The pH value of the electrolyte strongly influences the selectivity for the desired product CO. However, the electrolyte effects on the reaction are difficult to study because the reaction at the cathode surface forms OH- and therefore leads to an increase in local pH. This is further complicated by electrolytes anions (e.g., HCO3-) acting as a pH buffer and film diffusion to the bulk depending on hydrodynamic conditions.

For this reason, we are going to equip a flow cell for electrochemical CO2 reduction with fluorescence lifetime imaging microscopy (FLIM). This advanced imaging technique allows to determine the local pH environment of a fluorescent dye by measuring the fluorescent lifetime decay.[2] In addition, we are going to use COMSOL simulations to develop a physical model of the electrolyzer. The results of this study can improve the design of reactors and process conditions.

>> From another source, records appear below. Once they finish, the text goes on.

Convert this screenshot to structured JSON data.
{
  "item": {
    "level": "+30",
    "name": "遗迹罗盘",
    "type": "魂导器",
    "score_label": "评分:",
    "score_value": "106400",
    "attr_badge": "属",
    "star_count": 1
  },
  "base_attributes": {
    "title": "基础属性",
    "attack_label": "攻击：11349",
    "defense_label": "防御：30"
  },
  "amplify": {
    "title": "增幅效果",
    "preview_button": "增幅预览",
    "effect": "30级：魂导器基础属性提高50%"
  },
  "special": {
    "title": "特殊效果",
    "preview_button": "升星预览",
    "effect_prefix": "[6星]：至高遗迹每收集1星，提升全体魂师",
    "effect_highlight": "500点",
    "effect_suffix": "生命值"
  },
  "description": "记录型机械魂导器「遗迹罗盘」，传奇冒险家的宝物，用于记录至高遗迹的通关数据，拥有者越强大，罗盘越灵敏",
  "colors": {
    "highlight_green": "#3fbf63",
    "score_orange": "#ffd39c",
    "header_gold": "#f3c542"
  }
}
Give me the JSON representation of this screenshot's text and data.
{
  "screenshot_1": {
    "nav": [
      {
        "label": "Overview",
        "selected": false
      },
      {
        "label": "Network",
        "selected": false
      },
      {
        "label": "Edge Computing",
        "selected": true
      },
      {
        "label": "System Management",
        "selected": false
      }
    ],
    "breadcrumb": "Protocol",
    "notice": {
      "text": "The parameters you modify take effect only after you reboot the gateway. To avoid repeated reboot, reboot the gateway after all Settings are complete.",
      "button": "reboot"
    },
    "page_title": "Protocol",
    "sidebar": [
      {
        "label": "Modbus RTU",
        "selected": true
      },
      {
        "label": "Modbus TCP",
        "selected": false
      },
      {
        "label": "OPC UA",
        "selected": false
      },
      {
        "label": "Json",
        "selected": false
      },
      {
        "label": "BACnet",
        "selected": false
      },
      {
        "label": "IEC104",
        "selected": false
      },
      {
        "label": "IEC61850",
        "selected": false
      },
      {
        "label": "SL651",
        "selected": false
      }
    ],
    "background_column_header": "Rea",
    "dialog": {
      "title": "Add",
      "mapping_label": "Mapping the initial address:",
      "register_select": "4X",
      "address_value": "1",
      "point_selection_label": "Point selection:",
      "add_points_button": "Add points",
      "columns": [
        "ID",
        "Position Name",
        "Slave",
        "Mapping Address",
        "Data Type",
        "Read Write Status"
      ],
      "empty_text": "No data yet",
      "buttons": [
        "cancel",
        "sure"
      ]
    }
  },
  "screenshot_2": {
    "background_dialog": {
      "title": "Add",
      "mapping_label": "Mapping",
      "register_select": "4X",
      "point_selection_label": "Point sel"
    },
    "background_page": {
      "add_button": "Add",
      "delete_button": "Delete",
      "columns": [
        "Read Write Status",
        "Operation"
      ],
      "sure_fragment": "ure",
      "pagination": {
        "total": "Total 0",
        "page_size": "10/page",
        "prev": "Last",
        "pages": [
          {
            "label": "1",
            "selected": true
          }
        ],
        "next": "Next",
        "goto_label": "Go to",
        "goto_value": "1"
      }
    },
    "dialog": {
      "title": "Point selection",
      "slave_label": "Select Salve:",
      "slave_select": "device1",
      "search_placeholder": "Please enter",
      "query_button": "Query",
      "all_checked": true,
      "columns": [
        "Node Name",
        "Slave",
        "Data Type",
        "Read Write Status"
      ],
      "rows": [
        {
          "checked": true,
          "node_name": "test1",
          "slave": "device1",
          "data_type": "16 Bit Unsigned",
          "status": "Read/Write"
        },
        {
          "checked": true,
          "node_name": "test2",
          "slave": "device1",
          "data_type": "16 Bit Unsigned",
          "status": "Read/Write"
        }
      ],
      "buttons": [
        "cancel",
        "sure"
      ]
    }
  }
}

Figure 1: Left: FLIM setup with electrolysis cell and Fluorescein dye. Middle: No current applied: No lifetime gradient in electrolyte. Right: Applying - 50 mA cm-2 to the cathode leads to the development of a lifetime gradient corresponding to the increase in local pH.

Interdisciplinary project features:

• Optimize reactor design and operation using a joint experimental and computational approach • Gain experience in Electrochemistry, FLIM imaging, Computational reactor engineering (COMSOL) • Become member of our diverse Transport Phenomena research group • Be on the cutting of electrochemical research by pioneering online FLIM imaging in flow cells • Optimize the reactor design and process conditions

Background reading: [1] Kibria, M. G., et al. (2019). Advanced Materials 31(31): 1807166. van Munster, E. B. and T. W. J. Gadella (2005). Berlin, Heidelberg, Springer: 143-175. [2] de Valença, J., et al. (2018). Langmuir 34(7): 2455-2463.